Per the National Weather Service, the forecast over the next few days calls for temperatures in the upper teens and mid-20s, with an average temperature of 19 degrees. Late-night temperatures will hit the single-digits with wind chills reaching below zero.

While it would be ideal if we could all just stay indoors and not face the bitter cold that awaits, that’s not exactly possible for most of us. In order to help you manage over the several days, the city’s Emergency Management Department has issued a few safety tips and best practices:

  • Stay indoors as much as possible. (Duh.)
  • When venturing outdoors, wear dry, warm clothing; cover exposed skin; don’t forget your hat, hood, scarf, and gloves; and try to keep your fingertips, nose, and earlobes covered.
  • Limit alcohol consumption—believe it or not, it actually increases your chances of hypothermia and frostbite since it impairs your judgement, thus rendering it more difficult to appropriately remove yourself from a dangerously cold environment. (So if you were planning on a New Year’s Eve bender, maybe rethink that decision.)

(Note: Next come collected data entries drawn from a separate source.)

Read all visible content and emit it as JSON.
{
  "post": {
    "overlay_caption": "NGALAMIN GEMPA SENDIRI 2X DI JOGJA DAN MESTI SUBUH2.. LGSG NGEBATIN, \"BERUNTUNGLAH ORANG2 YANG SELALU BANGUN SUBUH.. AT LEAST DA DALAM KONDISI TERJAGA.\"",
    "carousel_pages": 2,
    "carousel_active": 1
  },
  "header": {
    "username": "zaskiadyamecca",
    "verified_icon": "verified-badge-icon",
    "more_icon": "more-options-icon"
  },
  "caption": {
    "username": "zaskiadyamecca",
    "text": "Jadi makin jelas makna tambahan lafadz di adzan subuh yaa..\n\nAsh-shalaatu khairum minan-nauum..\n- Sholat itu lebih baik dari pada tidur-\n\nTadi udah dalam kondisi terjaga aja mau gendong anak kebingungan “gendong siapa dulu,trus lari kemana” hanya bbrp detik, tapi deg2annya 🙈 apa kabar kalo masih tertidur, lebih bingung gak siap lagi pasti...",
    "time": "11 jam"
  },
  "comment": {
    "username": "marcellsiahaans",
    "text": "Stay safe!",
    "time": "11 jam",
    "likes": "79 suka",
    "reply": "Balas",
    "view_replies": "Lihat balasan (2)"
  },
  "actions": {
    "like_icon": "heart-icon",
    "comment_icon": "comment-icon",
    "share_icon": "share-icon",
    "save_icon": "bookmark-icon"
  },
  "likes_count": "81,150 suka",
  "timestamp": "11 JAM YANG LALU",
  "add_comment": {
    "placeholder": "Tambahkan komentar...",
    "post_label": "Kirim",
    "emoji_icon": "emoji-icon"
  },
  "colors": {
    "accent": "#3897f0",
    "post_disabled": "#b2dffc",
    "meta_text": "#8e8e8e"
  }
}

The Emergency Management Department along with the FDNY also encourages New Yorkers to check on their neighbors, friends, and relatives, especially if they are elderly, disabled, or suffer from medical conditions.

The Department of Social Services has issued a Code Blue Weather Emergency notice, which means, shelters may not deny anyone who is homeless and seeking shelter in NYC. If you see someone who appears to be homeless, the city asks that you call 311 so that an outreach team can be dispatched to offer assistance.

One of the worst things that can happen during this type of weather is to lose heat or hot water. Should this happen, have your landlord’s contact information handy and if the situation isn’t addressed within a timely manner, call 311 who can then report the issue to the Department of Housing Preservation and Development.

Members Of Coney Island's Polar Bear Club Take Icy Dip On New Years Day Photo by Astrid Riecken/Getty Images

Due to the below freezing temperatures, Coney Island will break tradition and will not offer free rides on Deno’s Wonder Wheel or the Stop the Zombies ride on New Year’s Eve or New Year’s Day. Somehow, the neighborhood’s 114th Annual Polar Bear New Year’s Day Plunge seems to still be happening.